Revealing spatial and temporal patterns from Flickr photography: a case study with tourists in Amsterdam

Organised by Laboratory of Geo-information Science and Remote Sensing

Wed 8 April 2015 08:30 to 09:00

Venue Gaia, gebouwnummer 101
Room 1

By Sander van der Drift (The Netherlands)


This thesis presents an exploratory visual analytics approach to identify temporal distributions, spatial clusters and popular routes of tourists in Amsterdam by making use of geotagged photos from social media platform Flickr. The methods combine the analytical strength of humans with the data processing power of computers, using geovisualisations and charts to explore data, find patterns, and draw conclusions from its outcomes.
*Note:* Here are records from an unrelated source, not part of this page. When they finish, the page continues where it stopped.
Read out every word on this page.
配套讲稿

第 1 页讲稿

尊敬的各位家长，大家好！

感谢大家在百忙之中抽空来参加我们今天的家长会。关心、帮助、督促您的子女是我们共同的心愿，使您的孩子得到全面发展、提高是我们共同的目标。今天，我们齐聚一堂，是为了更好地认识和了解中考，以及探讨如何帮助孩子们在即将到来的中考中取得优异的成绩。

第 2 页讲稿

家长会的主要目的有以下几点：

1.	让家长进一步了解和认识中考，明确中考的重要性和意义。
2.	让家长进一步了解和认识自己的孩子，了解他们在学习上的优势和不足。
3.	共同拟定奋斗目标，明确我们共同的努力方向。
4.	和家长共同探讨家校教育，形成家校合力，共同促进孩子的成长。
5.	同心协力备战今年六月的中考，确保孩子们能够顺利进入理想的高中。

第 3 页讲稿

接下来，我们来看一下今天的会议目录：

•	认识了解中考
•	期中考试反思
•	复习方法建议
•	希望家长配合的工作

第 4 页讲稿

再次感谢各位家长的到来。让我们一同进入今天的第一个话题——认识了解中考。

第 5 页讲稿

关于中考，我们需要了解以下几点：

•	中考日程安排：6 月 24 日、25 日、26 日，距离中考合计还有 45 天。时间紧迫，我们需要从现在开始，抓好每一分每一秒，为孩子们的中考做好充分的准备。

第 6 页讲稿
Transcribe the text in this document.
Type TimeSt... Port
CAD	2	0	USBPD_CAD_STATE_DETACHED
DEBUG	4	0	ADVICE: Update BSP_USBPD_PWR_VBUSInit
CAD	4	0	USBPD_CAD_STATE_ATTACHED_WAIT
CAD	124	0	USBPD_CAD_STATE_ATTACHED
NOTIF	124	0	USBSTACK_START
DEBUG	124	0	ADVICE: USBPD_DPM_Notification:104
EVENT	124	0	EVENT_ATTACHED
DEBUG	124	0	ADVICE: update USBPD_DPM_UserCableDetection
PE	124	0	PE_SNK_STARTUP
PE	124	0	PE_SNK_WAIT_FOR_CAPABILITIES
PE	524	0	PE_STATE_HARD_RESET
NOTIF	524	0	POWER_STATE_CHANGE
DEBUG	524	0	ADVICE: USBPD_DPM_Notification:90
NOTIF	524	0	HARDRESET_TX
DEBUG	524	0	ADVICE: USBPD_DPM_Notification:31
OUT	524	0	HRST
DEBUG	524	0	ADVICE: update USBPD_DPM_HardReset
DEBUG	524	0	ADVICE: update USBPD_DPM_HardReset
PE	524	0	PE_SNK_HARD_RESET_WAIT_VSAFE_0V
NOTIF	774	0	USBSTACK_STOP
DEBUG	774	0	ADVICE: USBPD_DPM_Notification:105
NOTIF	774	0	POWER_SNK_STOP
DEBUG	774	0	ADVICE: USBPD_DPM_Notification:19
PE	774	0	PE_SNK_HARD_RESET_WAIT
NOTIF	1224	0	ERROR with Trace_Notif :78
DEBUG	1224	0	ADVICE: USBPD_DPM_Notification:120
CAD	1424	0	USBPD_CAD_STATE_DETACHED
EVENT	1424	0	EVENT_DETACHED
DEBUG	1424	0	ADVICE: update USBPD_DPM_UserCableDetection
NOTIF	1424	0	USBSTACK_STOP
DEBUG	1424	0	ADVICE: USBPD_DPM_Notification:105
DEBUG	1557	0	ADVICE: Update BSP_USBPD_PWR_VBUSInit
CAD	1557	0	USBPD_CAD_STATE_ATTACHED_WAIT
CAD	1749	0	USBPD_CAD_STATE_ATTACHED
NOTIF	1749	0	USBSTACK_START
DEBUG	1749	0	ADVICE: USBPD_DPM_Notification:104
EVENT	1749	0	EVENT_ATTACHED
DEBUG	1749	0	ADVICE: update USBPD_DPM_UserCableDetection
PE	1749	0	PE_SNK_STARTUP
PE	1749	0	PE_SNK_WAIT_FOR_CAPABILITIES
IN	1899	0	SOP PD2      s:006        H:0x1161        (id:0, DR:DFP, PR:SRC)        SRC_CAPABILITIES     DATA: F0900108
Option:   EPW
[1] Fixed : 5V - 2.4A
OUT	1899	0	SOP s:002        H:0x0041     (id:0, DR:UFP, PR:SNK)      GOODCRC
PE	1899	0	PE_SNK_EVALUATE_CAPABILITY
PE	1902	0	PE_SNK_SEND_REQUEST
For this research, the metadata of 2,849,261 geotagged photos was harvested from Flickr and stored in a spatial database. From this dataset, 393,828 photos are located in the municipality of Amsterdam. Our semi-automatic classification method classified 39,1% of the users as tourist with a very high precision and recall. The temporal distribution of tourists and locals is compared for different temporal granularities. A method is presented to assess photo timestamps by making use of photos that contain a real clock. We implemented a grid-based clustering method to explore Amsterdam’s spatial distribution of tourists in Google Earth. The major tourist hotspots are detected using the density-based clustering algorithm DBSCAN. Finally, we estimated the most probable routes of tourists between subsequent photo locations and aggregated all route calculations into a route density map. A qualitative approach was used to validate the study outcomes by interviewing eight tourism experts of the municipality of Amsterdam. We found that their knowledge about the city bears a good resemblance with the detected spatial clusters and route density map of tourists. Despite several imperfections of geosocial data, we conclude that our methods provide meaningful insight into the spatial and temporal patterns of tourists in urban spaces and are a valuable addition to traditional tourism surveys.